Her book uncovers the motivations, strategies, and constraints driving Cleveland’s historic preservation sector, led by the public-sector Cleveland Landmarks Commission, nonprofit Cleveland Restoration Society, and a cadre of advocates. She sheds light on the ways in which preservationists confronted severe, escalating, and sustained urban decline, which plagued Cleveland, a prototypical rust-belt industrial city.
Preserving the Vanishing City chronicles the rise of the historic preservation profession in Cleveland and provides six case studies about targeted projects and neighborhood efforts, including industrial heritage, housing preservation and restoration, commercial district revitalization, securing local historic district designations, as well as grassroots organizing, coalition building, and partnerships. Ryberg-Webster also addresses the complexities of historic preservation within the context of rapid racial change in Cleveland’s neighborhoods.

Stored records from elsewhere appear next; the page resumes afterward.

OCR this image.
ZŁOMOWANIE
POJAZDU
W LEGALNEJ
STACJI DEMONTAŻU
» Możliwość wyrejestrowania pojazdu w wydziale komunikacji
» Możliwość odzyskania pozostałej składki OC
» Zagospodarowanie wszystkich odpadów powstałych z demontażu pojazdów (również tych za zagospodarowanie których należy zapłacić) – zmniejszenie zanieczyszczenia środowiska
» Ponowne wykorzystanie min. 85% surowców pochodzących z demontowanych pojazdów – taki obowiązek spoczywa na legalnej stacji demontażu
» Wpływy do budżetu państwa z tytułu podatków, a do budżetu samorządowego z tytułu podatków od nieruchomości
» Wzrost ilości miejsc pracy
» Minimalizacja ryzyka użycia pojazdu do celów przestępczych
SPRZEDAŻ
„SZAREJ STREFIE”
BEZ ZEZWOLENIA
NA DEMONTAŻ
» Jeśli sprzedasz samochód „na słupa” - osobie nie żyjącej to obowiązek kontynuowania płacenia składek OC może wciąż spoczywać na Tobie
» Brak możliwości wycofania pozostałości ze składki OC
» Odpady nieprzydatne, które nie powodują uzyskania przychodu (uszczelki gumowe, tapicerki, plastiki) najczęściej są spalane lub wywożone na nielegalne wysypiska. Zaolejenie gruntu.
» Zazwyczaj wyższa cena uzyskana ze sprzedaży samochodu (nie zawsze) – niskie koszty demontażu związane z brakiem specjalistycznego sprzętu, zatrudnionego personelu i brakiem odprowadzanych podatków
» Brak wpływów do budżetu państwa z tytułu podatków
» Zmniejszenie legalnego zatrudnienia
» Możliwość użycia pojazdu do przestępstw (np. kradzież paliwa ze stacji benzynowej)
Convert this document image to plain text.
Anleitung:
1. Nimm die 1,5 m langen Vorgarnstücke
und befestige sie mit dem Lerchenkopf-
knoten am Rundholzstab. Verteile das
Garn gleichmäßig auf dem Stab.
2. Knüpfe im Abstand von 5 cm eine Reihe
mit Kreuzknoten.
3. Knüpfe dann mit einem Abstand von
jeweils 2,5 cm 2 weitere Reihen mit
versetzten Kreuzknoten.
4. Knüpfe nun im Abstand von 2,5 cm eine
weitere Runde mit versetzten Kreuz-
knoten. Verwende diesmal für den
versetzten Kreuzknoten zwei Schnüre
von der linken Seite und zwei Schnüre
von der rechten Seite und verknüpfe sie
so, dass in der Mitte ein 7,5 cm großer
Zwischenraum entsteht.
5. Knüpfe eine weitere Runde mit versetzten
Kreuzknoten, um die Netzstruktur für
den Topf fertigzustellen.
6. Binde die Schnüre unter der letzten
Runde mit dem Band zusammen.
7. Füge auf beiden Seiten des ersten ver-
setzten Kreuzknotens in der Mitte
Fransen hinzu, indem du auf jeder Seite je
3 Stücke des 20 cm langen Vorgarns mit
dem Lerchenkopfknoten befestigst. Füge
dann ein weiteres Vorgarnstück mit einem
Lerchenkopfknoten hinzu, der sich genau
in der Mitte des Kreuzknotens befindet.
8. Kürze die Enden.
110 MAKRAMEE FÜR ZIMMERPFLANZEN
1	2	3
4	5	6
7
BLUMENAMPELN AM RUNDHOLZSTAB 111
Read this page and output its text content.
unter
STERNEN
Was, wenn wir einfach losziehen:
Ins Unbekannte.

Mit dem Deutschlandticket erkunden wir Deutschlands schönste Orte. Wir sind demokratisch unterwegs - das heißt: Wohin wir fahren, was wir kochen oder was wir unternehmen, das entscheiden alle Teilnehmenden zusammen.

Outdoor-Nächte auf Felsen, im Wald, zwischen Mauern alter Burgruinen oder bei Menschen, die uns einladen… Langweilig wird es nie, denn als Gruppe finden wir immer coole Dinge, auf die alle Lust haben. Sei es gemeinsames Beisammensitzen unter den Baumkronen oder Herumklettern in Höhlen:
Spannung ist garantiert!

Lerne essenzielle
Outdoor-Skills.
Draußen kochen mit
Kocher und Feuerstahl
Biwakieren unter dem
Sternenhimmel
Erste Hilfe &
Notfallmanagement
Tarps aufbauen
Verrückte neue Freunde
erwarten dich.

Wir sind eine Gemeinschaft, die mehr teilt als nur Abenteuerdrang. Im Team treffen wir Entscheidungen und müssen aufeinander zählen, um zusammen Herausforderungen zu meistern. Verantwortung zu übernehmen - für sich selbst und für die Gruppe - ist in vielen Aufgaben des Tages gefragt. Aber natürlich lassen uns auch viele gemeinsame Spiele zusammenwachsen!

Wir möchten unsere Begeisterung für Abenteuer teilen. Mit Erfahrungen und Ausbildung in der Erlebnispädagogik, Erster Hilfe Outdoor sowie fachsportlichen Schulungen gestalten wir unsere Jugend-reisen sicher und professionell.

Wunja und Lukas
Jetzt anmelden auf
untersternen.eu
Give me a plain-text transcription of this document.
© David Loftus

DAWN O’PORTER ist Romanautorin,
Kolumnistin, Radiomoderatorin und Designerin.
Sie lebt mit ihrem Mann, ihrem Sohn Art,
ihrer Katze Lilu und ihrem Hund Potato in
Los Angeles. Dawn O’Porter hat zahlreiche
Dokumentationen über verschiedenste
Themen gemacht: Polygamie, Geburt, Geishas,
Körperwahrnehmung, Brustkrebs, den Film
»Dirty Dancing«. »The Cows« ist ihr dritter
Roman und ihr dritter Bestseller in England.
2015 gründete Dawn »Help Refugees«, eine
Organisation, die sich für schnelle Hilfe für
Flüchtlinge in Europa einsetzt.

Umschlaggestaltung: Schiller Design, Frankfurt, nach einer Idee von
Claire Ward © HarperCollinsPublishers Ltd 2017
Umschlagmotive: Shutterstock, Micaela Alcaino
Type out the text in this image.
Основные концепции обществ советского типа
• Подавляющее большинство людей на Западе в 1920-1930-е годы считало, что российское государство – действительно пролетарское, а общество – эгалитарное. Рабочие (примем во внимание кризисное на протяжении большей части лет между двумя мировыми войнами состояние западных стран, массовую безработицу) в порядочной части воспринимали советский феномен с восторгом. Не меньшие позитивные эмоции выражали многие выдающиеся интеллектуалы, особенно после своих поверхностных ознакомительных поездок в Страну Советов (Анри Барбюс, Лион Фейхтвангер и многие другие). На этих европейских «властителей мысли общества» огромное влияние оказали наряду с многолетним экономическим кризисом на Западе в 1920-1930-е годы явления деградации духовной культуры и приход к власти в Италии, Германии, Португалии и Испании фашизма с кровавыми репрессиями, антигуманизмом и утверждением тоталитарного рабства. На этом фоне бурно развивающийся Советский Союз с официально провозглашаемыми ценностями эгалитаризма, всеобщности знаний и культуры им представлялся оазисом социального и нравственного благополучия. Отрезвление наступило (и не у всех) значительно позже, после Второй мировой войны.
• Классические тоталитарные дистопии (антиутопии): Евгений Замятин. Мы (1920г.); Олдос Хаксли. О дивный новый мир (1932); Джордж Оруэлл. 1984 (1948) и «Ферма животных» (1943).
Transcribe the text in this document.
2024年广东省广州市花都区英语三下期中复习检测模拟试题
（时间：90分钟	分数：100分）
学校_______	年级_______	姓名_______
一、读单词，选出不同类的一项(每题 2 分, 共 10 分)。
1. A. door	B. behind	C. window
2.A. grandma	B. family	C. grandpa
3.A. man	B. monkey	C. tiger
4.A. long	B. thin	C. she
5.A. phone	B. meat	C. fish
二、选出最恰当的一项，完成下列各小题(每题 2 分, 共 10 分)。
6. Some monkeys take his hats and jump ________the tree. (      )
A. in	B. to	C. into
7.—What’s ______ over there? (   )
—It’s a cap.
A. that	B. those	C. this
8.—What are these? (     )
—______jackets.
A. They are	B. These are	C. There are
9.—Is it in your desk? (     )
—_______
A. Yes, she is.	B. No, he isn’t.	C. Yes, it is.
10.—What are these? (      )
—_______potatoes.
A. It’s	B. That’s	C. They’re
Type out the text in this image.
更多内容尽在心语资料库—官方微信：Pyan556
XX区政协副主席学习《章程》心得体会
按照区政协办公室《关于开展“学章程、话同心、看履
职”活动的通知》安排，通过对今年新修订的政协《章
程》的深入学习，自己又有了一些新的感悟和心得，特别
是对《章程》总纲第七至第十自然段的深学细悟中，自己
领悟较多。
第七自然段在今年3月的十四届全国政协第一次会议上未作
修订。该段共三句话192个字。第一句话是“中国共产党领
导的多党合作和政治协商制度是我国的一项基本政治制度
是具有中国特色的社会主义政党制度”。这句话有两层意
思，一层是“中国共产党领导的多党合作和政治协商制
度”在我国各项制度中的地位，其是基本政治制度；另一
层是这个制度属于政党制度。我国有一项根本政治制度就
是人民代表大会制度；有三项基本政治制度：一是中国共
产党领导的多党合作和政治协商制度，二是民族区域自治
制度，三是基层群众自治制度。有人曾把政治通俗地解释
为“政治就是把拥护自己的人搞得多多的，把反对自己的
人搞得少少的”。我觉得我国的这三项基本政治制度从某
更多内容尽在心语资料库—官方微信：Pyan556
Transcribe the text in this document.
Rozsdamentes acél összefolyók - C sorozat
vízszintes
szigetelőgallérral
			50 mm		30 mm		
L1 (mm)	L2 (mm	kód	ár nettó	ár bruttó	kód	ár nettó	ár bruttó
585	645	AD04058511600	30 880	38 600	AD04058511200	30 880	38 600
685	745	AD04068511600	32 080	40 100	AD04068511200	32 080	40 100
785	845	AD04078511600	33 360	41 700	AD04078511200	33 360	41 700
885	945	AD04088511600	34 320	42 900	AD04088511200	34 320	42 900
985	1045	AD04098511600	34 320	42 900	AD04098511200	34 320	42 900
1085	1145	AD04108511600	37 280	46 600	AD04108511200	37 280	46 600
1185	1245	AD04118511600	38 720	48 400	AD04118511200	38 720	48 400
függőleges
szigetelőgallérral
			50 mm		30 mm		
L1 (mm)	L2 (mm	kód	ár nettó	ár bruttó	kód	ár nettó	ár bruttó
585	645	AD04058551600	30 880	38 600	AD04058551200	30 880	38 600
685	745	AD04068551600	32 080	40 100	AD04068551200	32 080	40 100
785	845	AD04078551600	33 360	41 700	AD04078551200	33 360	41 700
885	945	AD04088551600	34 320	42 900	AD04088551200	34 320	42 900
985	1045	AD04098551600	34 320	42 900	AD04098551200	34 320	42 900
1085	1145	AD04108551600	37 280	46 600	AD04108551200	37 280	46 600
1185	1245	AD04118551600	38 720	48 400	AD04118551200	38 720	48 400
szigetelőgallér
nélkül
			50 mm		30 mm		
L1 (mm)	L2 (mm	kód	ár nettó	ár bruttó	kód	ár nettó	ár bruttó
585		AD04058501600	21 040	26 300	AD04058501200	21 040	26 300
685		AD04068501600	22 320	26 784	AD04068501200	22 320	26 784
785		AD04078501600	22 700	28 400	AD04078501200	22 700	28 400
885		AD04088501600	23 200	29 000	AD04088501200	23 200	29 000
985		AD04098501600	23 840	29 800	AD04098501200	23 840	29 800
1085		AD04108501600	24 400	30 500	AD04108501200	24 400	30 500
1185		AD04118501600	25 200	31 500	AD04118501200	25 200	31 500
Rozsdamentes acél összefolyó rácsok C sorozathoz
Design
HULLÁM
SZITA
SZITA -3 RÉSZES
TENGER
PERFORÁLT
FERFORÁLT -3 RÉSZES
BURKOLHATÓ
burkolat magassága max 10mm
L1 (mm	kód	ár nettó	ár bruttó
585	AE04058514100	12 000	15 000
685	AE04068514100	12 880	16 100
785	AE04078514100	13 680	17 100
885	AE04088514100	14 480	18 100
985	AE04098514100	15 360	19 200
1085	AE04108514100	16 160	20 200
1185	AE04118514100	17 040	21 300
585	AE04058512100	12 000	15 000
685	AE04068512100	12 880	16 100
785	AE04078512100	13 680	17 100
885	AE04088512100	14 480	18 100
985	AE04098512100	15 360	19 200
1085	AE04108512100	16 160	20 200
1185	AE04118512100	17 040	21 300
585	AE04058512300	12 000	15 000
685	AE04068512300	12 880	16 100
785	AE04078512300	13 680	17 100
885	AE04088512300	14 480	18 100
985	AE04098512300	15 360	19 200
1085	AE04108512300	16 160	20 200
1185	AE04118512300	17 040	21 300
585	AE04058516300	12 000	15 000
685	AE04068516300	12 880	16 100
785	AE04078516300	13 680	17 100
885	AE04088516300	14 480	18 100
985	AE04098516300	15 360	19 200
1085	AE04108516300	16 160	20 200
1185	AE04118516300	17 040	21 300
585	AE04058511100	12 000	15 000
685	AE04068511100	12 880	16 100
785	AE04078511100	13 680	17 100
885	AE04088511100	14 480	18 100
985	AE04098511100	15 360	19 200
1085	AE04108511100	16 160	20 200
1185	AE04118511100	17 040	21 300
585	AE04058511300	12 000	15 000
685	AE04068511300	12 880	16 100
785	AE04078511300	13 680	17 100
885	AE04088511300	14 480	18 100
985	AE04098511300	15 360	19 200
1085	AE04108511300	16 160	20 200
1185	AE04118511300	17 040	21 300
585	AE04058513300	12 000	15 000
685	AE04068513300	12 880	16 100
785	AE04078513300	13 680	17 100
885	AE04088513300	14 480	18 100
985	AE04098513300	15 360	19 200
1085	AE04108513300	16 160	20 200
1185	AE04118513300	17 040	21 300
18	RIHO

According to Andrew Hurley, Professor of History at the University of Missouri–St. Louis, and author of Beyond Preservation: Using Public History to Revitalize Inner Cities (Temple) “Ryberg-Webster breaks new ground, offering a rare, fine-grained analysis of preservation practices that allows readers to appreciate how enduring policies and approaches emerged at the intersection of professional paradigms, political imperatives, and grassroots activism. She suggests a new way of envisioning historic preservation as something more versatile than that which is pursued by preservation professionals and more complicated than its portrayal in much scholarly literature as an agent of gentrification. Preserving the Vanishing City offers both a sober analysis of preservation’s limitations as well as its potential for revitalizing cities.”